Et c’est bien sûr d’abord auprès de leurs amis et connaissances qu’ils vont diffuser leur message. Désormais, plus un dîner ne se passe sans que l’un des deux n’évoque le sujet. Avec le style cash que beaucoup lui connaissent, la future première dame ne ratera ainsi pas l’occasion d’en parler à ceux qu’elle invite à Bercy. À en croire Valeurs actuelles, Jean d’Ormesson se serait beauoup amusé du fait qu’elle n’ait mis que quelques minutes à lui signifier que son époux « n’est pas homosexuel[8] ». Elle n’hésitera pas non plus à parler de ce « pépé dans la rue » qui lui aurait lancé qu’« il n’est pas pédé, Macron », car lui « les sent, les pédés ! ». Du côté de son mari, le ton se fait un peu plus grave, mais l’implication est la même. « Un soir, alors que nous dînions avec quelques amis, Emmanuel a raconté qu’il était victime d’une sale rumeur concernant son couple, qu’il aurait une relation avec un homme, relatait l’acteur François Berléand. “Brigitte sait tout de moi, je ne vois pas comment je pourrais avoir une vie parallèle”, nous a-t-il dit avec naturel[9]. » Mais une fois le naturel rodé, il est temps de passer à l’étape suivante…

Juste une mise au point…

Certains ont beau penser la rumeur cantonnée à un microcosme médiatico-politique, l’ex-ministre n’est visiblement plus de cet avis. Et si ses conseillers plaident pour le silence sur ce sujet, lui est désormais convaincu que ses démentis doivent s’adresser au plus grand nombre. Quitte à faire de la rumeur une information et autoriser les médias à énoncer clairement ce qu’ils taisaient jusque-là. Le premier round ? Il a lieu dès le 2 novembre 2016, sur le plateau de l’émission « En direct de Mediapart ». Emmanuel Macron n’est pas encore officiellement dans la course à la présidentielle (il y entrera quatorze jours plus tard), mais le suspense sur sa candidature n’est pas franchement haletant. Et il est donc venu esquisser son programme, et éclaircir, pourquoi pas, certains points plus personnels. Lorsque le journaliste Mathieu Magnaudeix lui demande s’il pense qu’un cabinet noir alimente des rumeurs sur sa vie privée, s’appuyant sur un papier paru dans L’Express au sujet des « boules puantes » de sa campagne, le futur président ne manque pas l’opportunité de répondre. « Beaucoup de gens s’amusent à dire que j’ai une double vie. […]. Que ceux qui s’amusent à faire ça se fatiguent parce que je ne changerai pas de vie pour eux. Je n’ai pas de double vie et je tiens plus que tout à ma vie familiale et à ma vie maritale. » Une séquence qui voit basculer la communication d’Emmanuel Macron sur le sujet… Le tout, avec des éléments de langage soigneusement choisis. Ce jour-là, il sait en effet que la question de la vie privée sera évoquée. « Il y avait des rumeurs, des insinuations, nous explique Mathieu Magnaudeix. Son équipe semblait mal à l’aise pour répondre, craignant d’alimenter les on-dit. Les journalistes n’osaient pas qualifier ces rumeurs et ne lui avaient pas posé la question directement, ce qui alimentait sur les réseaux sociaux toutes sortes de plaisanteries homophobes. En abordant avec Sylvain Fort [son conseiller en communication, NdA] les séquences de l’émission, je l’ai donc averti, sans entrer dans les détails, que je poserais une question sur la vie privée. C’est la première fois qu’il a dit : “Je n’ai pas de double vie[10]”. » Une réplique sans équivoque, dont il aurait pu se contenter une fois pour toutes. Ce ne sera pas le cas.

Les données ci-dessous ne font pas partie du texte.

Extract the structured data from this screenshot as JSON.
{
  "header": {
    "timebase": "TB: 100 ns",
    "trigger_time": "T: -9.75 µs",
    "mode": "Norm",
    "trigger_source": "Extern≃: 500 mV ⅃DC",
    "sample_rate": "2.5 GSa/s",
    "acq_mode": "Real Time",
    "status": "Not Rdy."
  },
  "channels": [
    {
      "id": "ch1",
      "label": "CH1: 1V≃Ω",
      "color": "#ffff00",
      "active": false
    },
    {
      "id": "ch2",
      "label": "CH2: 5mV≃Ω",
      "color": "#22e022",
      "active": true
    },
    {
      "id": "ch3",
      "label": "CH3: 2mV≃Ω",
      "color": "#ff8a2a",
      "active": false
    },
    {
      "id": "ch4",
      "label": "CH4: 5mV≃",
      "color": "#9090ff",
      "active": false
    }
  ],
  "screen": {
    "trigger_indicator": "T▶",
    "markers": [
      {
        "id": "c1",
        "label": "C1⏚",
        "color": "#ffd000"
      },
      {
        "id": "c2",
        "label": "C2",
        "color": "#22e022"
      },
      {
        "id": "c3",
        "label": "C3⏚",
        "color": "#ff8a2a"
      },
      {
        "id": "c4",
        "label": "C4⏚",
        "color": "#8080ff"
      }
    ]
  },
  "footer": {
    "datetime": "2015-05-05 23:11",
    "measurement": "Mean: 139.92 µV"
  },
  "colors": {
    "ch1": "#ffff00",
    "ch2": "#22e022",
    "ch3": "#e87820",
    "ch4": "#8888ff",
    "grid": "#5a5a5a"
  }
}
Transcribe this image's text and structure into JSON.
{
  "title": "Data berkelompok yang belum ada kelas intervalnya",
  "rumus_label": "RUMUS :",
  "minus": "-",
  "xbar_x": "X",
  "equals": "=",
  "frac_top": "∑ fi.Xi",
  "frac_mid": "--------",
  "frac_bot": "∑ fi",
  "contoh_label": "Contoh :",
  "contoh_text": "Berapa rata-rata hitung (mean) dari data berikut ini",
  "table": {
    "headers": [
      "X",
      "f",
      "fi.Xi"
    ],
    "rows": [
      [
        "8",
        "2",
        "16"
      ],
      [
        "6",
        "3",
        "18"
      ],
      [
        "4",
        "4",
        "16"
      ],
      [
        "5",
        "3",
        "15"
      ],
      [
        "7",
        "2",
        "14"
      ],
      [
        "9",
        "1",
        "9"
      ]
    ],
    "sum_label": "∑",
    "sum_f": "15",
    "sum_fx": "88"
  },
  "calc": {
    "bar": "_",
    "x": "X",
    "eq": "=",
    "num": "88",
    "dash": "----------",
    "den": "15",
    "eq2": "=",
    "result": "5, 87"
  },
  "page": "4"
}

Car le sujet n’est pas clos. Loin de là. Le soir du 6 février 2017, les soutiens d’Emmanuel Macron sont réunis au théâtre Bobino. L’événement est censé consister en un question-réponse entre les neuf cents « marcheurs » présents et quatre délégués du mouvement. Quand, soudain, le candidat, qui n’est pas prévu au programme, fait son entrée. Son but : rassurer l’auditoire sur la « rumeur désobligeante » qui n’a cessé d’enfler en ce début d’année. Depuis quelques jours, des e-mails la relayant ont été envoyés à plusieurs rédactions. Et les recherches associant les noms Emmanuel Macron et Mathieu Gallet ont explosé sur Google Trends, ce dont l’équipe d’En Marche !, en veille sur le sujet, est bien consciente. Sans compter que le fondateur de WikiLeaks, Julian Assange, a promis des révélations sur l’ex-ministre. Sur scène, celui qu’Atlantico a le jour même qualifié d’« Objet Sexuel Non Identifié » met donc le paquet. « Pour celles et ceux qui voudraient faire courir l’idée que je suis duplice, que j’ai des vies cachées, c’est désagréable pour Brigitte… Mais je vous rassure, comme elle partage tout de ma vie, du soir au matin, elle se demande simplement comment physiquement je peux faire, lance-t-il, sous le regard de sa femme en coulisses. Heureusement que je ne l’ai jamais rémunérée pour cela ! » Dans cette campagne paralysée par l’affaire Fillon, les Macron savent que la vie privée a intégré le débat public et ils sont bien décidés à évacuer le problème. « Donc si dans les dîners en ville, si dans les boucles de mails, on vous dit que j’ai une double vie avec Mathieu Gallet, c’est mon hologramme qui soudain m’a échappé. Mais ça ne peut pas être moi, je ne le connais pas », conclut-il, taclant par la même occasion la nouvelle ubiquité virtuelle de Jean-Luc Mélenchon. Le sketch divisera les amis du candidat. Mais la salle, hilare, applaudit à tout rompre, Brigitte Macron en tête. Et pour finir de rassurer son épouse, il s’offre un dernier démenti.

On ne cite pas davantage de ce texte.